Soy up for third day, corn firm on Fed stimulus

September 14th, 2012

By:

Category: Oilseeds

(Reuters) – Chicago soybeans rose for a third straight session on Friday, and corn firmed, buoyed by the U.S. Federal Reserve’s announcement of a new round of stimulus measures which investors hope will improve the demand outlook for raw materials.

The gains, however, were capped by an decline in demand from top consumer China which has taken the steam out of a recent rally in prices triggered by the worst drought in more than five decades that has ravaged crops across the U.S. grain belt.

Commodities and Asian shares rose on Friday while the dollar remained weak against other major currencies after the Fed said it would pump $40 billion a month into the world’s largest economy until the U.S. jobs market improves, reviving the appeal of risky assets that have suffered for months from uncertainty about global economic growth.

“Soybean and corn prices are reacting positively to the Fed move, but slowing exports are a concern,” said Ker Chung Yang, commodities analyst at Phillip Futures Singapore.

“The rally has stretched since June, so the markets are looking at how demand is reacting to this.”

Soybeans have gained around 1 percent this week, rising for six out of seven weeks on fears that the drought will further reduce supplies as indicated on Wednesday by a U.S. Department of Agriculture (USDA) report.

Corn is down nearly 3 percent this week, falling for a third consecutive week as demand weakens. Wheat is largely unchanged so far this week after falling 1.7 percent last week.

On Friday, Chicago Board of Trade new-crop December corn rose 0.2 percent to $7.75-1/2 a bushel by 0323 GMT while November soy rose 0.1 percent to $17.49-3/4 a bushel. December wheat was unchanged at $9.02 a bushel.

The Fed’s move will likely accelerate the risk-positive momentum at work since the European Central Bank’s bond-buying scheme to get borrowing costs down for euro zone members was approved by Germany’s constitutional court.

SLOWING DEMAND

On the demand side, soybean export premiums at the U.S. Gulf were mostly steady in muted trade as demand from top importer China has slowed due to high import prices and poor crush margins at Chinese plants.

Chinese crushers bought nearly all of the 400,000 tonnes of soybeans offered in a bi-weekly auction from government stocks as prices were below import costs.

“China is also diversifying its sources of cooking oil with a switch to rapeseed oil and some other substitutes,” Ker said.

China imported 4.42 million tonnes of soybeans in August, the lowest in 6 months, as record-high prices and reduced global supplies cut demand in the world’s top importer of the oilseed.

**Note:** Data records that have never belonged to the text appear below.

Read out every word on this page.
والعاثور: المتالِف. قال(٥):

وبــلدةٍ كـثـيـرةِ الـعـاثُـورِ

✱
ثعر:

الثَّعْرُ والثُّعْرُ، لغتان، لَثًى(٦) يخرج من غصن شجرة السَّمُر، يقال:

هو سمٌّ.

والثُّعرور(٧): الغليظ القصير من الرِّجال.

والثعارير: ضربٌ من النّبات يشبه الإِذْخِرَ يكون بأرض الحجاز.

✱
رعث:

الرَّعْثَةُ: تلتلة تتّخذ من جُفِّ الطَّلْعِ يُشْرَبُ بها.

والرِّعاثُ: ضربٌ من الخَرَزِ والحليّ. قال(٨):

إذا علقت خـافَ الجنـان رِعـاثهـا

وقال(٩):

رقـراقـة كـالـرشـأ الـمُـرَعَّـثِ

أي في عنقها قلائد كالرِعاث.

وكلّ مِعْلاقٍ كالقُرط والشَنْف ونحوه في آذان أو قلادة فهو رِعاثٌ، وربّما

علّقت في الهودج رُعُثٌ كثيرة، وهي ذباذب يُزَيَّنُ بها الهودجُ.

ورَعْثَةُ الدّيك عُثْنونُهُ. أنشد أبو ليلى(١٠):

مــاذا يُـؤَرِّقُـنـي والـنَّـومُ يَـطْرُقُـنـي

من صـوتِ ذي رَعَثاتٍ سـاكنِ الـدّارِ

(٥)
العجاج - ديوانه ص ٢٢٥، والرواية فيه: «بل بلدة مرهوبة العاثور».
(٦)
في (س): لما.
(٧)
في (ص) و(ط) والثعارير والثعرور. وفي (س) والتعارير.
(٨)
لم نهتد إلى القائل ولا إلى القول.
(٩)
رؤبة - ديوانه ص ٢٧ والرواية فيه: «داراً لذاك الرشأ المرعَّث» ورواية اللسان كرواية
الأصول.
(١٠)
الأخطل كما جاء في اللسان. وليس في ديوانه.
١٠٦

The USDA in its closely watched report estimated this year’s U.S. soybean harvest at 2.634 billion bushels, down from last month’s estimate of 2.692 billion and below analysts’ average estimate of 2.657 billion.

Ending soybean stocks next summer were forecast to be the lowest in nine years at 115 million bushels, unchanged from the August estimate.

The U.S. corn harvest was forecast at 10.727 billion bushels, down slightly from last month’s estimate of 10.779 billion but above analysts’ average estimate of 10.38 billion.

Egypt, the world’s top wheat importer, bought 235,000 tonnes of Russian, French and Ukrainian wheat for Nov. 21-30 shipment.

It was the seventh tender in about a month by Egypt, which has been snapping up supplies as a drought reduces the Russian harvest and dry weather trims output in Australia.